Sex or money: What makes you happier?

One study found that money bought more sexual partners, but it didn't necessarily buy more sex.

Story highlights

  • Studies show millionaires may enjoy better and more adventurous sex
  • One study suggests that women enjoy sex more with rich partners
  • Another ties frequency of sex to happiness in both men and women
  • Increasing sex may provide a mood boost similar to a $50,000 income gain
If you're thinking that the benefits of a hefty bank account could help turn up the heat in the bedroom, you're at least partly right.
Money might not buy love, but it can allow for a sizzling sex life.
About 70% of multimillionaires -- with a mean net worth of a whopping $90 million -- say they enjoy better and more adventurous sex, according to a 2007 survey by Prince & Associates Inc., a marketing research firm specializing in global private wealth.
"Fully 63% of rich men said wealth gave them 'better sex,' which they defined as having more-frequent sex with more partners.

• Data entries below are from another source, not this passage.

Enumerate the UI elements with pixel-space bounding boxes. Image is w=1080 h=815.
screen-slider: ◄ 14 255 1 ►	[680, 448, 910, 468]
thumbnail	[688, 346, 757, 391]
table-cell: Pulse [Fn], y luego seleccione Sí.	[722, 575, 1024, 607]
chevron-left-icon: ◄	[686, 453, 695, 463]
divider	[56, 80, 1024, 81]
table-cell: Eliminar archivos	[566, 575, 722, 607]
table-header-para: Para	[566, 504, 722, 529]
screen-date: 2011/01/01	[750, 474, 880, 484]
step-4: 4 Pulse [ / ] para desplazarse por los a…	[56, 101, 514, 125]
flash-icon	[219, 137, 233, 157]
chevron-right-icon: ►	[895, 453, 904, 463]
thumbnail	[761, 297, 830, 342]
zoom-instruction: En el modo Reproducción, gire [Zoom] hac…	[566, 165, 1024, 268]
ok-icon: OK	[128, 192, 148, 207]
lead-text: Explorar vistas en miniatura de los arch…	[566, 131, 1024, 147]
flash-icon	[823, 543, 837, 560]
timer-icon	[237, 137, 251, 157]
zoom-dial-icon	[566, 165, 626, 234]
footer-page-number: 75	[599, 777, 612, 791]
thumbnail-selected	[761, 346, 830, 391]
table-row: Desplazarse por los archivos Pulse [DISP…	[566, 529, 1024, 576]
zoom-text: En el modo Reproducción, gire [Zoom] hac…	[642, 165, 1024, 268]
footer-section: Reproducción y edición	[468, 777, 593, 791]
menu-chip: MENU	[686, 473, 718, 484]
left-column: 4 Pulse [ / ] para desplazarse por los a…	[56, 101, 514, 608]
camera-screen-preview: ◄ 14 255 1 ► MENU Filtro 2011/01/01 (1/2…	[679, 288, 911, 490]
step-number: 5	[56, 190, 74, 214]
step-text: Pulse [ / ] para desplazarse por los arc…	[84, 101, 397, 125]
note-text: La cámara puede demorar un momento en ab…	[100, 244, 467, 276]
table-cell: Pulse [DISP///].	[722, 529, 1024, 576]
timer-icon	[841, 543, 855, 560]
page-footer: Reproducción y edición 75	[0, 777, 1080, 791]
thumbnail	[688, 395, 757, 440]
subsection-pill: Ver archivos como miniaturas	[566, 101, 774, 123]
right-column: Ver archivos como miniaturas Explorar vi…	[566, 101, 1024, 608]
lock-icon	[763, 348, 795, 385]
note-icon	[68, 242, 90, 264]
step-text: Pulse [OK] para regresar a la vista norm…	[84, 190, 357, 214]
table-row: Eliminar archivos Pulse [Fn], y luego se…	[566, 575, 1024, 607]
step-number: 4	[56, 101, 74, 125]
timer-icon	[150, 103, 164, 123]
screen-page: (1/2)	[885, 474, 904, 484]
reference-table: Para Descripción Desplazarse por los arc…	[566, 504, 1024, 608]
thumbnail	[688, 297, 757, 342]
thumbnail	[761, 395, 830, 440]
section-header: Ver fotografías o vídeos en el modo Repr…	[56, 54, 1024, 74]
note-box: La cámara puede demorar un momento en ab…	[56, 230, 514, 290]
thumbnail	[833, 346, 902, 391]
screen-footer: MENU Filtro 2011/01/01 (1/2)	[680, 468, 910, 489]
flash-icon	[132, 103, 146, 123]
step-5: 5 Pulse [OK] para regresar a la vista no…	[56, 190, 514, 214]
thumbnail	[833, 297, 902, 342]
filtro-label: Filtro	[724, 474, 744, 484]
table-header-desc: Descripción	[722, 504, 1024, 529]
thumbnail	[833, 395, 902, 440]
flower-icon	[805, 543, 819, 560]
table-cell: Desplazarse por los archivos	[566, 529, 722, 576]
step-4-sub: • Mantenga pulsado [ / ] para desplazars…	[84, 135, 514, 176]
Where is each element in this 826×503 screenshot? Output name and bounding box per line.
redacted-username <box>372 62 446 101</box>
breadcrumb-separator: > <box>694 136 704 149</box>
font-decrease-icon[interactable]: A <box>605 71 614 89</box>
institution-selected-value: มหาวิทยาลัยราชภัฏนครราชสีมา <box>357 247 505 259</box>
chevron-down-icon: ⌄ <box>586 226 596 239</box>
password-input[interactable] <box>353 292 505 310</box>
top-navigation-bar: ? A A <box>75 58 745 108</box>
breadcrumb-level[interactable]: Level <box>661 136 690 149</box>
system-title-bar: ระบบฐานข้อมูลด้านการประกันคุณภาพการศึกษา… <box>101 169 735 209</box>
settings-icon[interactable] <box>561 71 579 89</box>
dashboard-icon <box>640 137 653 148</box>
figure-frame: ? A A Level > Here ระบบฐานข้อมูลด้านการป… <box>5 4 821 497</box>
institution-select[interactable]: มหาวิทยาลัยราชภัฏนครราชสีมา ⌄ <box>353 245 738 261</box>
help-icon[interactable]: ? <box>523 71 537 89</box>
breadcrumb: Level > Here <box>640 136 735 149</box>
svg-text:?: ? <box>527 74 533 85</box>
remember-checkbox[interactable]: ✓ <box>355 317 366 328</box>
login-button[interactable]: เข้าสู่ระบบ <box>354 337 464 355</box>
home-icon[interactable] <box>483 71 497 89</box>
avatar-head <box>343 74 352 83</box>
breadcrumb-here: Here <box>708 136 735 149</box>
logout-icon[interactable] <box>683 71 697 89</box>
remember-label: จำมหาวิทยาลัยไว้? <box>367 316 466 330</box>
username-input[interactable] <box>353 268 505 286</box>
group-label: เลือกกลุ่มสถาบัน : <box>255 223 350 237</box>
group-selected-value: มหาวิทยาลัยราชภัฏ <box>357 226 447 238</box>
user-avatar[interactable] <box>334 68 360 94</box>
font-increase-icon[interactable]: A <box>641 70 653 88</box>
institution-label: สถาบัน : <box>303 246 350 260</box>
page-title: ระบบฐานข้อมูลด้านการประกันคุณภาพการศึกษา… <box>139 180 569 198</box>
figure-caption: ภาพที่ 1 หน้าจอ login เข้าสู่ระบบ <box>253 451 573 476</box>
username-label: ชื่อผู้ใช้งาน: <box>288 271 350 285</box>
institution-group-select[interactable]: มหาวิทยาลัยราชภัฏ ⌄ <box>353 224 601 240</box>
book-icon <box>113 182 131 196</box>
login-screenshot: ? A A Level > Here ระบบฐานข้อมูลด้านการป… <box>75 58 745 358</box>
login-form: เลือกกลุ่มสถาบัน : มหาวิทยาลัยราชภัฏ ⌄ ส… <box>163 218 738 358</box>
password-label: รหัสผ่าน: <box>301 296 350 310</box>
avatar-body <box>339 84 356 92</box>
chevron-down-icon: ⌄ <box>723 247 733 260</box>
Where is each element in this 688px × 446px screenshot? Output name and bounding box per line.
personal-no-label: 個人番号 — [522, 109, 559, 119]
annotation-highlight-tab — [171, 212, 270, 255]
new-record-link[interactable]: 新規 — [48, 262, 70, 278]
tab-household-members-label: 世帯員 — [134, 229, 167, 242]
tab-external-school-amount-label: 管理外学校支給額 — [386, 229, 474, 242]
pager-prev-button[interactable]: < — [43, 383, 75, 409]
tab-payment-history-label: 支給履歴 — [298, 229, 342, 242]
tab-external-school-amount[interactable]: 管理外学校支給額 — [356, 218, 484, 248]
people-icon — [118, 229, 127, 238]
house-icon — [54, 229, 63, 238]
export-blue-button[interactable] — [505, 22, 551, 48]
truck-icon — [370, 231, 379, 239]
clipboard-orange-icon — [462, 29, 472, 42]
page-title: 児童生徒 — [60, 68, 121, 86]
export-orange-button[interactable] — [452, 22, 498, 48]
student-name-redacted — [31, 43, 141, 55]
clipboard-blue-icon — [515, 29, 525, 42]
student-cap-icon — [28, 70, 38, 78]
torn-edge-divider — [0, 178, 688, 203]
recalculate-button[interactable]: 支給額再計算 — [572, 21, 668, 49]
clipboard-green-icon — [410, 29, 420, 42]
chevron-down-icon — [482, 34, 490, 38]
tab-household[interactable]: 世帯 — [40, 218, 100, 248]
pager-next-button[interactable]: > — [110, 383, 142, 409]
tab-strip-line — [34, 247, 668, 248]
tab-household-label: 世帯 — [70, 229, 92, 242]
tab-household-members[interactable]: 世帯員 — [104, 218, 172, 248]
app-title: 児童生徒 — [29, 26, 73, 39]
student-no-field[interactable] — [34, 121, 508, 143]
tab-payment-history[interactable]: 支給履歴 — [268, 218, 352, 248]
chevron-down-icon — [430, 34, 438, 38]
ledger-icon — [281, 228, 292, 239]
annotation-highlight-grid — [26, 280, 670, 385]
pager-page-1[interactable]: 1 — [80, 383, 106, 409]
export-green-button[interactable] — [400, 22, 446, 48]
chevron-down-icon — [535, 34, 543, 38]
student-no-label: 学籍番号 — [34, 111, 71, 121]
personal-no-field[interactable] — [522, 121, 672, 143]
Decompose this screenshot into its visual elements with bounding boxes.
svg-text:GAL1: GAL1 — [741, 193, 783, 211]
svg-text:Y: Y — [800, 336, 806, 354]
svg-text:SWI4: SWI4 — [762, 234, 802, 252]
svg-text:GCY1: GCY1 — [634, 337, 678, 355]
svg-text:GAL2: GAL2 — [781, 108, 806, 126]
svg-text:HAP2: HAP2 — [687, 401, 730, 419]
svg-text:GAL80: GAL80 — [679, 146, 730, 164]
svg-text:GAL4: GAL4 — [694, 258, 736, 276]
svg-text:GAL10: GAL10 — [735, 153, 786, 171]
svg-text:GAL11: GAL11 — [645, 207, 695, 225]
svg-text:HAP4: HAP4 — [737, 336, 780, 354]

That compares to 88% of women who said more money gave them better sex, which they defined as 'higher quality' sex," writes Robert Frank in an article for the Wealth Report entitled "The Rich Libido."
It makes sense when you think about it: Money relieves much of the life stresses that most of us have to deal with, helping those 1%ers relax and let go.
The security of extreme wealth can provide a sense of stability that many people, particularly female millionaires, find empowering. And expensive toys like private jets and trips to exotic locales certainly don't hurt, either.
Hooking up with the rich may even improve the quality of sex, at least for women. In a 2009 study (PDF), researchers at Newcastle University found that as male partners' income increased, so did the frequency of women's orgasms.
Ian Kerner
Could money act as an aphrodisiac? Maybe. Or, as the study's authors suggest, perhaps wealth-inspired orgasms are the result of evolution, helping women discriminate between men to find those that have the best provider potential.
However, a partner who can provide more resources and more orgasms may not necessarily be the best long-term bet, because wealth changes people, and not always for the better.
According to social psychologist Justin Lehmiller, "Wealthier people engage in more dishonest and unethical behavior, and these traits may follow them into the bedroom. In fact, research has found that power and wealth are linked to a higher likelihood of infidelity."